Researchers have shown, for the first time in an animal model, that tau pathology - the second-most important lesion in the brain in patients with Alzheimer's disease - can be reversed by a drug. The researchers landed on their breakthrough after discovering that inflammatory molecules known as leukotrienes are deregulated in Alzheimer's disease and related dementias. In experiments in animals, they found that the leukotriene pathway plays an especially important role in the later stages of disease. "At the onset of dementia, leukotrienes attempt to protect nerve cells, but over the long term, they cause damage. Having discovered this, we wanted to know whether blocking leukotrienes could reverse the damage, whether we could do something to fix memory and learning impairments in mice having already abundant tau pathology."

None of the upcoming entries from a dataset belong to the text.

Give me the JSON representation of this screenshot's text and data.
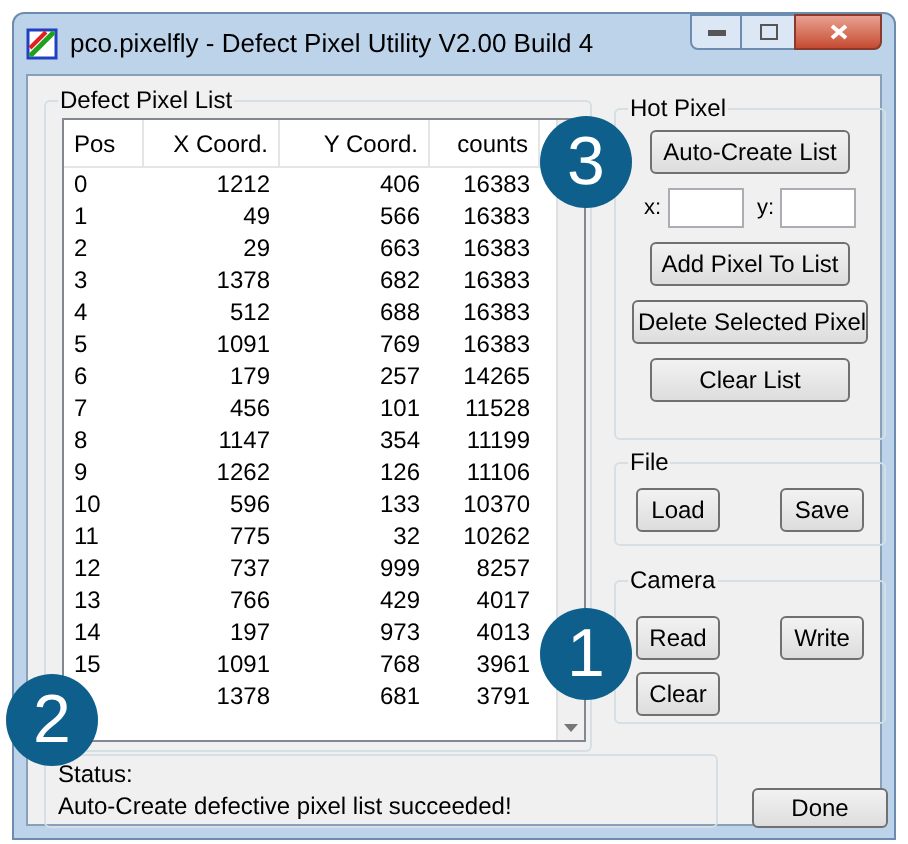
{
  "window": {
    "title": "pco.pixelfly - Defect Pixel Utility V2.00 Build 4"
  },
  "defect_list": {
    "title": "Defect Pixel List",
    "columns": [
      "Pos",
      "X Coord.",
      "Y Coord.",
      "counts"
    ],
    "rows": [
      [
        "0",
        "1212",
        "406",
        "16383"
      ],
      [
        "1",
        "49",
        "566",
        "16383"
      ],
      [
        "2",
        "29",
        "663",
        "16383"
      ],
      [
        "3",
        "1378",
        "682",
        "16383"
      ],
      [
        "4",
        "512",
        "688",
        "16383"
      ],
      [
        "5",
        "1091",
        "769",
        "16383"
      ],
      [
        "6",
        "179",
        "257",
        "14265"
      ],
      [
        "7",
        "456",
        "101",
        "11528"
      ],
      [
        "8",
        "1147",
        "354",
        "11199"
      ],
      [
        "9",
        "1262",
        "126",
        "11106"
      ],
      [
        "10",
        "596",
        "133",
        "10370"
      ],
      [
        "11",
        "775",
        "32",
        "10262"
      ],
      [
        "12",
        "737",
        "999",
        "8257"
      ],
      [
        "13",
        "766",
        "429",
        "4017"
      ],
      [
        "14",
        "197",
        "973",
        "4013"
      ],
      [
        "15",
        "1091",
        "768",
        "3961"
      ],
      [
        null,
        "1378",
        "681",
        "3791"
      ]
    ]
  },
  "hot_pixel": {
    "title": "Hot Pixel",
    "buttons": [
      "Auto-Create List",
      "Add Pixel To List",
      "Delete Selected Pixel",
      "Clear List"
    ],
    "x_label": "x:",
    "y_label": "y:"
  },
  "file": {
    "title": "File",
    "buttons": [
      "Load",
      "Save"
    ]
  },
  "camera": {
    "title": "Camera",
    "buttons": [
      "Read",
      "Write",
      "Clear"
    ]
  },
  "status": {
    "label": "Status:",
    "message": "Auto-Create defective pixel list succeeded!"
  },
  "done_button": "Done",
  "callouts": [
    "3",
    "2",
    "1"
  ]
}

To recapitulate the clinical situation of dementia in humans, in which patients are already symptomatic by the time they are diagnosed, researchers used specially engineered tau transgenic mice, which develop tau pathology - characterized by neurofibrillary tangles, disrupted synapses (the junctions between neurons that allow them to communicate with one another), and declines in memory and learning ability - as they age. When the animals were 12 months old, the equivalent of age 60 in humans, they were treated with zileuton, a drug that inhibits leukotriene formation by blocking the 5-lipoxygenase enzyme. After 16 weeks of treatment, animals were administered maze tests to assess their working memory and their spatial learning memory. Compared with untreated animals, tau mice that had received zileuton performed significantly better on the tests. Their superior performance suggested a successful reversal of memory deficiency.

To determine why this happened, the researchers first analyzed leukotriene levels. They found that treated tau mice experienced a 90-percent reduction in leukotrienes compared with untreated mice. In addition, levels of phosphorylated and insoluble tau, the form of the protein that is known to directly damage synapses, were 50 percent lower in treated animals. Microscopic examination revealed vast differences in synaptic integrity between the groups of mice. Whereas untreated animals had severe synaptic deterioration, the synapses of treated tau animals were indistinguishable from those of ordinary mice without the disease. "Inflammation was completely gone from tau mice treated with the drug. The therapy shut down inflammatory processes in the brain, allowing the tau damage to be reversed."